Der luxuriöse Erscheinungstempel harmonierte mit der Nikolauskirche und wurde zum ersten steinernen Bauwerk in Ugodichi. Der Hauptbau wurde in den Jahren 1620-1627 errichtet, als die jaroslawlische Architekturschule, sich von der Zeit der Wirren erholend, nach einem neuen Stil suchte. Die Zeltdächer der Anbauten, das Speisehaus und der Glockenturm kamen später hinzu. Der Heimatforscher A. Titow hinterließ in seinem Buch „Der Landkreis Rostow der Provinz Jaroslawl“ eine interessante Beschreibung der Kirche: „Laut Überlieferung war der Tempel ursprünglich aus Holz, erbaut mit der Segnung des heiligen Isaias, Bischof von Rostow und Susdal, an dem Ort, wo der heilige Abraham, auf dem Rückweg aus Wladimir, seinen Stab aufstellte und den Bau der Erscheinungskirche voraussagte.“

Laut Titows Forschungen wurde die Kirche mehrfach umgebaut und erweitert. „Schließlich wurde die Kirche von 1851 bis 1857 erneut mit Mitteln der Gemeindemitglieder und den Bemühungen des Kirchenältesten Artynov umgebaut... Die innere Ausstattung des Tempels wurde mit neuer Malerei, Arabesken, Stuck, marmornen Säulen und anderem geschmückt, obwohl durch diesen Umbau das antike Erscheinungsbild der Kirche erheblich verändert wurde und die frühere Architektur verlor.“

Trotz des Verlusts des ursprünglichen Aussehens hielt A. Titow die Erscheinungskirche für „die beste Zierde Ugodichs“. In ihr wurden verehrte Ikonen aufbewahrt: die Tempel-, die Erscheinung des Herrn, eine Kopie des Bildes der Gottesmutter von Wladimir aus der Uspenski-Kathedrale in Rostow, der nicht von Menschenhand gemachte Heiland, der, so die Überlieferung, von Iwan dem Schrecklichen selbst geschenkt wurde.
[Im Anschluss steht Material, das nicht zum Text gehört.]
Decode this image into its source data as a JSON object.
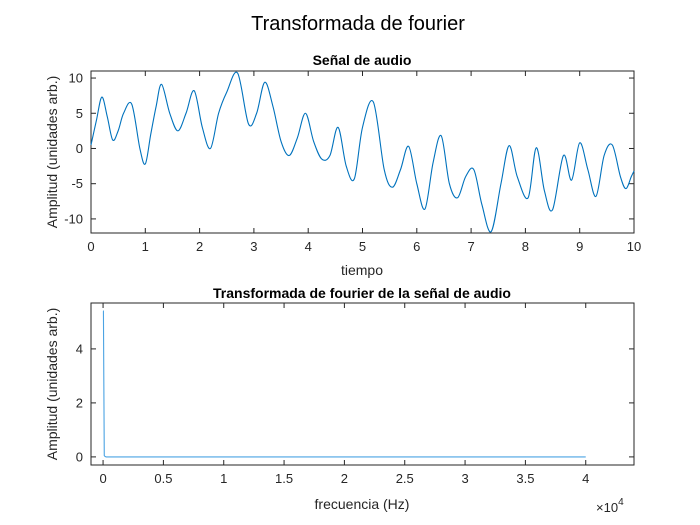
{
  "figure": {
    "suptitle": "Transformada de fourier"
  },
  "chart_data": [
    {
      "type": "line",
      "title": "Señal de audio",
      "xlabel": "tiempo",
      "ylabel": "Amplitud (unidades arb.)",
      "xlim": [
        0,
        10
      ],
      "ylim": [
        -12,
        11
      ],
      "xticks": [
        0,
        1,
        2,
        3,
        4,
        5,
        6,
        7,
        8,
        9,
        10
      ],
      "xtick_labels": [
        "0",
        "1",
        "2",
        "3",
        "4",
        "5",
        "6",
        "7",
        "8",
        "9",
        "10"
      ],
      "yticks": [
        -10,
        -5,
        0,
        5,
        10
      ],
      "ytick_labels": [
        "-10",
        "-5",
        "0",
        "5",
        "10"
      ],
      "grid": false,
      "color": "#0072bd",
      "series": [
        {
          "x": [
            0,
            0.1,
            0.2,
            0.3,
            0.4,
            0.5,
            0.6,
            0.75,
            0.9,
            1.0,
            1.1,
            1.2,
            1.3,
            1.45,
            1.6,
            1.75,
            1.9,
            2.05,
            2.2,
            2.35,
            2.5,
            2.7,
            2.9,
            3.05,
            3.2,
            3.35,
            3.5,
            3.65,
            3.8,
            3.95,
            4.1,
            4.25,
            4.4,
            4.55,
            4.7,
            4.85,
            5.0,
            5.2,
            5.4,
            5.55,
            5.7,
            5.85,
            6.0,
            6.15,
            6.3,
            6.45,
            6.6,
            6.75,
            6.9,
            7.05,
            7.2,
            7.37,
            7.55,
            7.7,
            7.85,
            8.05,
            8.2,
            8.35,
            8.5,
            8.7,
            8.85,
            9.0,
            9.15,
            9.3,
            9.45,
            9.6,
            9.75,
            9.85,
            9.95,
            10.0
          ],
          "y": [
            0.5,
            4,
            7.3,
            4.5,
            1.2,
            2.5,
            5,
            6.3,
            0,
            -2.2,
            2,
            6,
            9.1,
            5,
            2.5,
            5,
            8.2,
            3,
            0,
            5,
            8,
            10.7,
            3.5,
            5,
            9.4,
            6,
            1,
            -1,
            1.5,
            5,
            1,
            -1.5,
            -1,
            3,
            -2.5,
            -4.3,
            3,
            6.6,
            -3,
            -5.5,
            -3,
            0.3,
            -5,
            -8.6,
            -2,
            1.8,
            -5,
            -7,
            -4,
            -3,
            -8,
            -11.8,
            -5,
            0.4,
            -4,
            -7,
            0.1,
            -6,
            -8.7,
            -1,
            -4.5,
            0.8,
            -3,
            -6.8,
            -1,
            0.5,
            -4,
            -5.7,
            -4,
            -3.2
          ]
        }
      ]
    },
    {
      "type": "line",
      "title": "Transformada de fourier de la señal de audio",
      "xlabel": "frecuencia (Hz)",
      "ylabel": "Amplitud (unidades arb.)",
      "xlim": [
        -1000,
        44000
      ],
      "ylim": [
        -0.3,
        5.7
      ],
      "xticks": [
        0,
        5000,
        10000,
        15000,
        20000,
        25000,
        30000,
        35000,
        40000
      ],
      "xtick_labels": [
        "0",
        "0.5",
        "1",
        "1.5",
        "2",
        "2.5",
        "3",
        "3.5",
        "4"
      ],
      "x_exponent_label": "×10",
      "x_exponent_power": "4",
      "yticks": [
        0,
        2,
        4
      ],
      "ytick_labels": [
        "0",
        "2",
        "4"
      ],
      "grid": false,
      "color": "#4ba3e3",
      "series": [
        {
          "x": [
            0,
            30,
            60,
            100,
            150,
            250,
            40000
          ],
          "y": [
            5.4,
            5.4,
            3.0,
            0.05,
            0.02,
            0.0,
            0.0
          ]
        }
      ]
    }
  ]
}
Eine weitere Ikone, die Geburt der heiligen Gottesmutter, wurde, wie man sagt, von der Fürstin Sofia, der Tochter von Dmitri Donskoi, der Kirche übergeben. Unter den Reliquien war auch „ein alter achtzackiger Kreuz von hervorragender griechischer Arbeit, der aus Griechenland gebracht wurde“.

Die Kirche wurde Anfang der 1930er Jahre geschlossen und bald darauf abgerissen. Nur der Glockenturm blieb erhalten.